Things like, "Hey! Know how you feel sick when you eat diary?"
"Yeah."
"Well stop eating it, ok. It's doing a whole lot more to your system than just give you stomach aches."

And they didn't hesitate to say, "Know those reactions you're having in your throat to almonds?"
"Yeah."
"This is an EpiPen. Have it on you at all times. Your reaction may get worse over time and we're not going to have you in rural Alaska without it."

They're more likely to look at the car crash and see how it might connect or recent events in my life or diet.

Finally, and also quite importantly, I've got an appointment with my counselor/therapist human. Actually, I have two. I might try to start seeing her twice a week until I know I've got this under control.

This season is not for doing everything and seeing everyone, any more. It's gotta be for 

Sunday, April 5, 2015

cello amplification and a special effects pedal makes me be able to play stuff


About a week ago, I got a pickup for my cello. More on that another time.
On Easter, Dad hooked me up with his fx pedal thing.

And now.

I can make sounds like I could never make before. I can sound hella distorted and angry. I can sound super outlandishly cool. I can make all these sounds.

And it is so exciting.

It makes me feel like all this teenage angst I didn't even know I could have is gushing out.

I wanted to dig the bow in harder and harder and play louder and louder and I wanted more and more distortion.

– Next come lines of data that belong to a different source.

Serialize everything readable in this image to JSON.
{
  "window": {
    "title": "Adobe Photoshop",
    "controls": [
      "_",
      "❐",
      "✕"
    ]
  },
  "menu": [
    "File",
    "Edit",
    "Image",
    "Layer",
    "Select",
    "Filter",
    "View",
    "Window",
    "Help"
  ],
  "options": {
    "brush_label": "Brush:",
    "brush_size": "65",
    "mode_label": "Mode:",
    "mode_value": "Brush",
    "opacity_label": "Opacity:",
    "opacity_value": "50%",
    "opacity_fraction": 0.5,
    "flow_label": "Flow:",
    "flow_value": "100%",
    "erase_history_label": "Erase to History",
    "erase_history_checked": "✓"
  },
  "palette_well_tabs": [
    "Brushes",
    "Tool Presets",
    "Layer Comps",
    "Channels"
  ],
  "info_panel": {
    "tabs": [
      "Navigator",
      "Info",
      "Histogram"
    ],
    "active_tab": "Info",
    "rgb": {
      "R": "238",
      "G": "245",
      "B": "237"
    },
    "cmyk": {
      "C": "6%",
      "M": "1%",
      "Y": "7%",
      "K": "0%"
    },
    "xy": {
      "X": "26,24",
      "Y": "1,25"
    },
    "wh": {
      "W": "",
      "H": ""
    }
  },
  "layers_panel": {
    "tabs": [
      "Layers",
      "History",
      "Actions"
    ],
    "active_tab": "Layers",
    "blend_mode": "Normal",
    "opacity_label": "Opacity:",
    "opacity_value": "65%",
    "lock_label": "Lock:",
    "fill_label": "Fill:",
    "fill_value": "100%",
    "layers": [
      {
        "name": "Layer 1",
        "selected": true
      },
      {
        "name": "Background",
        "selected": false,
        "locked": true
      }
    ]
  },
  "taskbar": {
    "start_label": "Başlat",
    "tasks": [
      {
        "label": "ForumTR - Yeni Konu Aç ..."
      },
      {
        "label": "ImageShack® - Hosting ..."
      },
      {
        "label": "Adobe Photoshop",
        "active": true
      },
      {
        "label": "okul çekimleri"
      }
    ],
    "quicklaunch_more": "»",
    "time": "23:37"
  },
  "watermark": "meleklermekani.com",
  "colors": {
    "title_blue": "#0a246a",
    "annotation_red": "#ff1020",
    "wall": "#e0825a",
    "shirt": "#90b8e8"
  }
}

TAKE THIS HUMANS WHO ALWAYS PLAYED OVER ME IN SHOWS AND MADE ME PLAY FORTE THE WHOLE TIME AND I WAS MAD CAUSE I WANTED TO PLAY PIANO AND STILL BE ABLE TO HEAR MYSELF BUT YOU ARE ALL SO LOUD THAT I CAN ONLY PLAY ONE DYNAMIC TO EVEN BEGIN TO PARTIALLY HEAR MYSELF IT AT ALL.

Dad joined in and we tore those hymns to shredsss.


I can now play tributes to Jimi Hendrix on my cello and that is just so, so great.
This feels so empowering.

You guys.. I want to play with all the angry musicians and make angry music together because now I, too, can sound angry. If you are in an angry band and want an angry cellist, let me know. I will play extra angry with you. I can play a mean Amazing Grace.